In the past 12 months, did you ever ride in a motor vehicle with a driver you thought might have consumed too much alcohol to drive safely?

  • The youth population to increase every year for the next 10 years.
  • The U.S. Census Bureau estimates that in the year 2000 the youth population will be 23.9 million, an increase of 10 percent from 1995.
  • More youths in the population means more young drivers and passengers, which usually means more total and alcohol-related crashes. Thus, the projected increase in the youth population can be expected to increase the youth DUI problem, even if present enforcement programs are maintained.

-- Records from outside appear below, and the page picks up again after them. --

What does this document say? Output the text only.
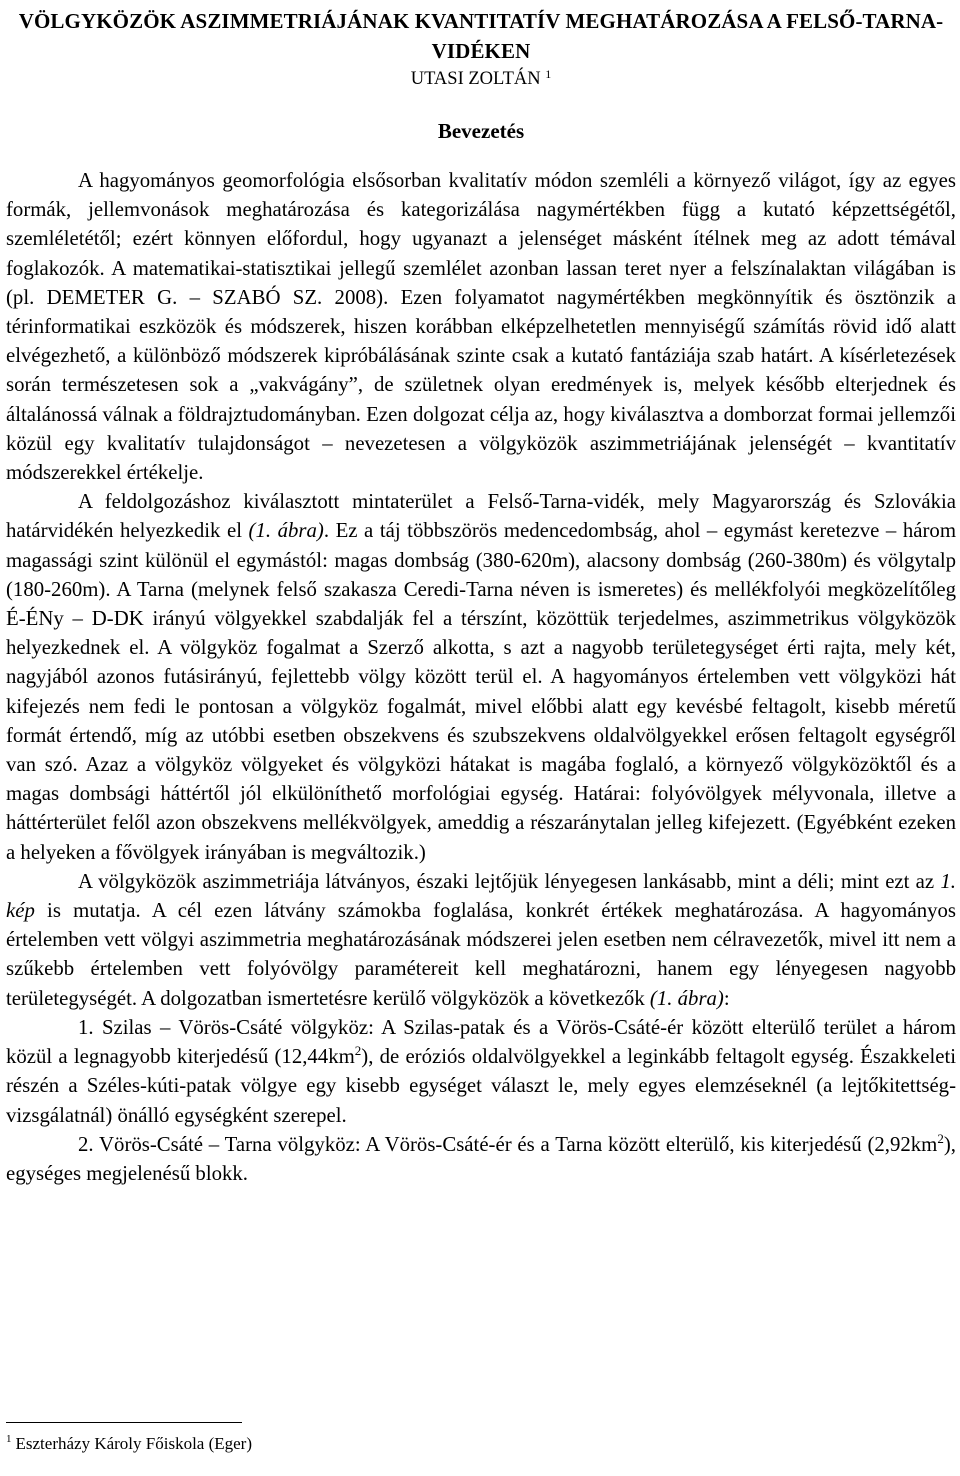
VÖLGYKÖZÖK ASZIMMETRIÁJÁNAK KVANTITATÍV MEGHATÁROZÁSA A FELSŐ-TARNA-VIDÉKEN
UTASI ZOLTÁN $^1$
Bevezetés

A hagyományos geomorfológia elsősorban kvalitatív módon szemléli a környező világot, így az egyes formák, jellemvonások meghatározása és kategorizálása nagymértékben függ a kutató képzettségétől, szemléletétől; ezért könnyen előfordul, hogy ugyanazt a jelenséget másként ítélnek meg az adott témával foglakozók. A matematikai-statisztikai jellegű szemlélet azonban lassan teret nyer a felszínalaktan világában is (pl. DEMETER G. – SZABÓ SZ. 2008). Ezen folyamatot nagymértékben megkönnyítik és ösztönzik a térinformatikai eszközök és módszerek, hiszen korábban elképzelhetetlen mennyiségű számítás rövid idő alatt elvégezhető, a különböző módszerek kipróbálásának szinte csak a kutató fantáziája szab határt. A kísérletezések során természetesen sok a „vakvágány”, de születnek olyan eredmények is, melyek később elterjednek és általánossá válnak a földrajztudományban. Ezen dolgozat célja az, hogy kiválasztva a domborzat formai jellemzői közül egy kvalitatív tulajdonságot – nevezetesen a völgyközök aszimmetriájának jelenségét – kvantitatív módszerekkel értékelje.

A feldolgozáshoz kiválasztott mintaterület a Felső-Tarna-vidék, mely Magyarország és Szlovákia határvidékén helyezkedik el (1. ábra). Ez a táj többszörös medencedombság, ahol – egymást keretezve – három magassági szint különül el egymástól: magas dombság (380-620m), alacsony dombság (260-380m) és völgytalp (180-260m). A Tarna (melynek felső szakasza Ceredi-Tarna néven is ismeretes) és mellékfolyói megközelítőleg É-ÉNy – D-DK irányú völgyekkel szabdalják fel a térszínt, közöttük terjedelmes, aszimmetrikus völgyközök helyezkednek el. A völgyköz fogalmat a Szerző alkotta, s azt a nagyobb területegységet érti rajta, mely két, nagyjából azonos futásirányú, fejlettebb völgy között terül el. A hagyományos értelemben vett völgyközi hát kifejezés nem fedi le pontosan a völgyköz fogalmát, mivel előbbi alatt egy kevésbé feltagolt, kisebb méretű formát értendő, míg az utóbbi esetben obszekvens és szubszekvens oldalvölgyekkel erősen feltagolt egységről van szó. Azaz a völgyköz völgyeket és völgyközi hátakat is magába foglaló, a környező völgyközöktől és a magas dombsági háttértől jól elkülöníthető morfológiai egység. Határai: folyóvölgyek mélyvonala, illetve a háttérterület felől azon obszekvens mellékvölgyek, ameddig a részaránytalan jelleg kifejezett. (Egyébként ezeken a helyeken a fővölgyek irányában is megváltozik.)

A völgyközök aszimmetriája látványos, északi lejtőjük lényegesen lankásabb, mint a déli; mint ezt az 1. kép is mutatja. A cél ezen látvány számokba foglalása, konkrét értékek meghatározása. A hagyományos értelemben vett völgyi aszimmetria meghatározásának módszerei jelen esetben nem célravezetők, mivel itt nem a szűkebb értelemben vett folyóvölgy paramétereit kell meghatározni, hanem egy lényegesen nagyobb területegységét. A dolgozatban ismertetésre kerülő völgyközök a következők (1. ábra):

1. Szilas – Vörös-Csáté völgyköz: A Szilas-patak és a Vörös-Csáté-ér között elterülő terület a három közül a legnagyobb kiterjedésű $(12,44km^2)$, de eróziós oldalvölgyekkel a leginkább feltagolt egység. Északkeleti részén a Széles-kúti-patak völgye egy kisebb egységet választ le, mely egyes elemzéseknél (a lejtőkitettség-vizsgálatnál) önálló egységként szerepel.

2. Vörös-Csáté – Tarna völgyköz: A Vörös-Csáté-ér és a Tarna között elterülő, kis kiterjedésű $(2,92km^2)$, egységes megjelenésű blokk.

$^1$ Eszterházy Károly Főiskola (Eger)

  • Youth alcohol consumption is not a victimless crime. In addition to the costs and trauma associated with alcohol-related crashes, alcohol use contributes to increased rates of violent crime. Alcohol is a key factor in up to 68 percent of manslaughters, 62 percent of assaults, 54 percent of murders/attempted murders, 48 percent of robberies, and 44 percent of burglaries.
  • The direct economic impact of alcohol-related crashes is estimated to be $40.1 billion per year.

Characteristics of Youth DUI
  • Place: Youths drink in different locations than adults. Those places (parks, homes, etc.) are usually not covered by DUI patrols.
  • Time: Youths drink and drive in concentrated periods, usually Friday and Saturday, 10 p.m.-1 a.m.
  • Driving Cues: Speeding, aggressive driving, and hard weaving suggest youth DUI.
  • Arrest Processing: For youths, this can be even more difficult than typical DUI, requiring special holding facilities, parental notification, etc.